Они иносказательно обменивались грустными мыслями, она — с оттенком жалости, он — с оттенком гадливости к этой пещере Полифема — к дому, городу, миру, где каждый из заключённых терпеливо ждёт своей очереди быть съеденным.
— А теперь, — сказал Марк, — пришёл и мой черёд.
Аннета уцепилась за его руку:
— Нет! Не говори этого!
Но она раскаивалась, что не дала ему высказаться. Надо, наконец, узнать, на что он решился.
Марк молча смотрел на мать. Сидя у её ног на низком табурете, обняв руками поднятые колени, он долго не отрывал от неё полного решимости взгляда. А она впилась в него глазами… Боже, до чего она приросла к нему!.. Но он больше не будет злоупотреблять этим. Она — его сокровище.
Марк улыбнулся Аннете и сказал:
— Странно! Оба мы до войны не были пацифистами.
— Забудь это слово! — сказала Аннета.
— Ты права. Его осквернили. Все те, у кого оно не сходило с языка, отреклись от него.
— Если бы у них хватило искренности отречься! Но, изменяя ему, они продолжают носить личину.
— Пусть! — сказал Марк. — Но мы, отрицающие войну, прежде не были против неё. Я помню, что вначале радовался ей. А ты приняла её. Что же изменило нас?
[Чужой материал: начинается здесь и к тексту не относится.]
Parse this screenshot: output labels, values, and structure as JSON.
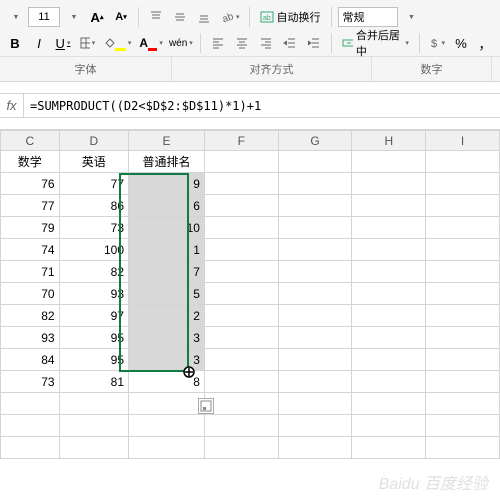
{
  "ribbon": {
    "font_size": "11",
    "increase_font": "A",
    "decrease_font": "A",
    "bold": "B",
    "italic": "I",
    "underline": "U",
    "wen": "wén",
    "wrap_text": "自动换行",
    "merge_center": "合并后居中",
    "number_format": "常规",
    "percent": "%",
    "comma": "，",
    "group_font": "字体",
    "group_align": "对齐方式",
    "group_number": "数字"
  },
  "formula": {
    "fx": "fx",
    "value": "=SUMPRODUCT((D2<$D$2:$D$11)*1)+1"
  },
  "columns": [
    "C",
    "D",
    "E",
    "F",
    "G",
    "H",
    "I"
  ],
  "headers": {
    "c": "数学",
    "d": "英语",
    "e": "普通排名"
  },
  "rows": [
    {
      "c": "76",
      "d": "77",
      "e": "9"
    },
    {
      "c": "77",
      "d": "86",
      "e": "6"
    },
    {
      "c": "79",
      "d": "73",
      "e": "10"
    },
    {
      "c": "74",
      "d": "100",
      "e": "1"
    },
    {
      "c": "71",
      "d": "82",
      "e": "7"
    },
    {
      "c": "70",
      "d": "93",
      "e": "5"
    },
    {
      "c": "82",
      "d": "97",
      "e": "2"
    },
    {
      "c": "93",
      "d": "95",
      "e": "3"
    },
    {
      "c": "84",
      "d": "95",
      "e": "3"
    },
    {
      "c": "73",
      "d": "81",
      "e": "8"
    }
  ],
  "watermark": "Baidu 百度经验"
}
— Её мерзость, — сказала Аннета.
— Её лживость, — сказал Марк.
— Когда я увидела, — продолжала Аннета, — это презрение к слабым, к разоружённым, к пленным, к людскому горю, к священным чувствам, эту игру на низменных инстинктах, насилие над совестью, страх перед общественным мнением, этих баранов, которых гримируют под героев и которые становятся героями именно потому, что они бараны, этих добрых людей, которых заставляют убивать, эту безвольную массу, которая не понимает сама себя и позволяет горсточке безумцев вести себя, — я содрогнулась от стыда и боли!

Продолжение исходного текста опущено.